Monday, December 11, 2017

To Kill A Mockingbird & Alabama's Senatorial Race

Gregory Peck as Atticus Finch
Where is Atticus Finch when you need him?

Remember To Kill a Mockingbird?

Atticus was Scout's widowed father. And an unswervingly moral lawyer.

Atticus, Scout and her brother Jem lived in Alabama and their story takes place during the Great Depression.

In case you don't recall it, or haven't read this marvelous, Pulitzer Prize winning novel, here's a synopsis. But you really should do yourself a favor and read Harper Lee's brilliant work, and then see the film.

At any rate, at one critical point in the story, Atticus chooses to defend Tom Robinson, a black man who has been unjustly accused of raping a white woman.

Very few white people in the town are sympathetic. So the all-white jury quickly renders a guilty verdict when Robinson goes on trial.

In the film version, Atticus camps out on the front steps of the small town jail before Robinson is sent to prison. During the night a crowd of white folks gather in front of the jail, hell-bent on lynching Robinson. Atticus stands them down. But it's Scout who diffuses the situation by simply asking one of the men how his son is doing.

It was this simple act that appealed to another person's humanity that caused the crowd of white men to walk away in embarrassment for what they were about to do.

Throughout the book and film, Atticus stands tall. Refusing to give in to group pressure, and he continues to see Robinson as a fully equal human being who was unjustly accused. (Gregory Peck won an Oscar for his role, and the screenplay won an Oscar as well.)

Harper Lee won a Pulitzer because her writing was deeply personal and deeply universal in its telling of the truth - life in a small southern town in the 1930s.
Harper Lee

With the current focus on Alabama and the senatorial campaign of Roy Moore, I wonder what Atticus and Harper Lee would have to say about it? It's ironic that the character of Atticus was a lawyer, and Moore was suspended from his federal judgeship on two occasions for refusing to follow the US Constitution and encouraging Alabama residents to follow his example.

Moore also has made a point of parading his so-called Christian values as an excuse for why people should vote for him, even though he is in the middle of a scandal involving multiple cases of pursuing teen-aged girls when he was over 30 years of age. He has also made racist remarks. He  makes no apologies for his behavior and continues to deny the allegations. And he says he'll continue to be guided by his "Christian values" if he's elected to a seat in the Senate. 

It's also highly ironic that Mr. Moore has most recently been endorsed by President Trump, who has been accused, by at least a dozen women, of inappropriate sexual contact. The Washington Post, a few weeks before election day, broke the story of a recorded interview where Mr. Trump boasts about his own sexual philosophy.  Shortly after the story broke, Mr. Trump, under pressure from his campaign heads, half-heartedly apologized. - actually it was more of an excuse for his behavior than an apology.  Now that he's president, Mr. Trump has denied that it was his voice that was recorded. He's also denied all of the allegations made during the campaign. (His accusers say otherwise.)

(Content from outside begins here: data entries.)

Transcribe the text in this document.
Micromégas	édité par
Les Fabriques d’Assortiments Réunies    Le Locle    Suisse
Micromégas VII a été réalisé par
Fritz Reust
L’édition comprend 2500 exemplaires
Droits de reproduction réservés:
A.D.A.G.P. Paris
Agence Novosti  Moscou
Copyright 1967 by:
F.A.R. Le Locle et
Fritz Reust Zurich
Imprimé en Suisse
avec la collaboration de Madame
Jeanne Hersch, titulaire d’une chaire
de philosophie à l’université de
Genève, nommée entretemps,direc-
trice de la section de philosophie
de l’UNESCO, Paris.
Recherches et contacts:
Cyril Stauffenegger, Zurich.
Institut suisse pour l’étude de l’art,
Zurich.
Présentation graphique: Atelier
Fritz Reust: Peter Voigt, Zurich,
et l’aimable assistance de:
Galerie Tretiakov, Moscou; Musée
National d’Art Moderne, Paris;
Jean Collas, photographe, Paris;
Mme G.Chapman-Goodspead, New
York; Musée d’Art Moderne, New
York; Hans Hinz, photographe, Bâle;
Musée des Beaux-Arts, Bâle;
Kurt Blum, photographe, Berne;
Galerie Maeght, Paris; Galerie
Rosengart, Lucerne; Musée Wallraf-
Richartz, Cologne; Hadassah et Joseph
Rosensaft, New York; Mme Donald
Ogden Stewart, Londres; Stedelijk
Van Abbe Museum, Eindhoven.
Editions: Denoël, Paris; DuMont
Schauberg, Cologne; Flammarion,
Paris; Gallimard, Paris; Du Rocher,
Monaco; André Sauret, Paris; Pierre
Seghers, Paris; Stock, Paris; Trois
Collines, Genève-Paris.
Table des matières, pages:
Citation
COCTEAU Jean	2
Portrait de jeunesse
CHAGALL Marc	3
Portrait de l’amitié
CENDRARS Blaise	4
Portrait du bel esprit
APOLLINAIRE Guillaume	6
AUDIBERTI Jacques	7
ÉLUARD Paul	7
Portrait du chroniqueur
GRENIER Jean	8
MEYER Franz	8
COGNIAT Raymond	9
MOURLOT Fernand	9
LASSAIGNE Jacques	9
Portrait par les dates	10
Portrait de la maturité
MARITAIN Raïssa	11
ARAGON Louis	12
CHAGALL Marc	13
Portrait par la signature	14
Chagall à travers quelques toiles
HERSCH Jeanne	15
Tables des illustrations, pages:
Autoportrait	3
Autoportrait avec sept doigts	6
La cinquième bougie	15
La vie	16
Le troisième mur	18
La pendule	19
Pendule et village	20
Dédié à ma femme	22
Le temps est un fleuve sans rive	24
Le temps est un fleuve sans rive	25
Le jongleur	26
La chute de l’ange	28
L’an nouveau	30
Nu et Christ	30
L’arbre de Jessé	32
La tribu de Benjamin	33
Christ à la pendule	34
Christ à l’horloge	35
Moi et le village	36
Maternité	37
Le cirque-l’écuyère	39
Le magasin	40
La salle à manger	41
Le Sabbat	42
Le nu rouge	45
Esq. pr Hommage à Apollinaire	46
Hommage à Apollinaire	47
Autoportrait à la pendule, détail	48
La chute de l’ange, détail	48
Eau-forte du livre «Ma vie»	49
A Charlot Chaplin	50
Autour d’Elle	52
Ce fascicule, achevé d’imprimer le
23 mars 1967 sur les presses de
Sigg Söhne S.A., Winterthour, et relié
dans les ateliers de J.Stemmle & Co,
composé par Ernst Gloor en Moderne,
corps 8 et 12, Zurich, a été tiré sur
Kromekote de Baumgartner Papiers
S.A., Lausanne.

I feel sorry for the people of Alabama who have to face a senatorial race with such a person on the ballot. I feel sorry for the evangelical pastors of Alabama who have been telling their congregations to vote for Moore, as a test of their own Christianity. 

Most of all I weep for our nation that doesn't seem to have a single Atticus among its republican members of congress (except two) who had the courage to speak out and break away from Moore and from the president - the supposed leader of their party. The subsequent results of Alabama's special election should serve as a clarion call that the republican party would do well to heed.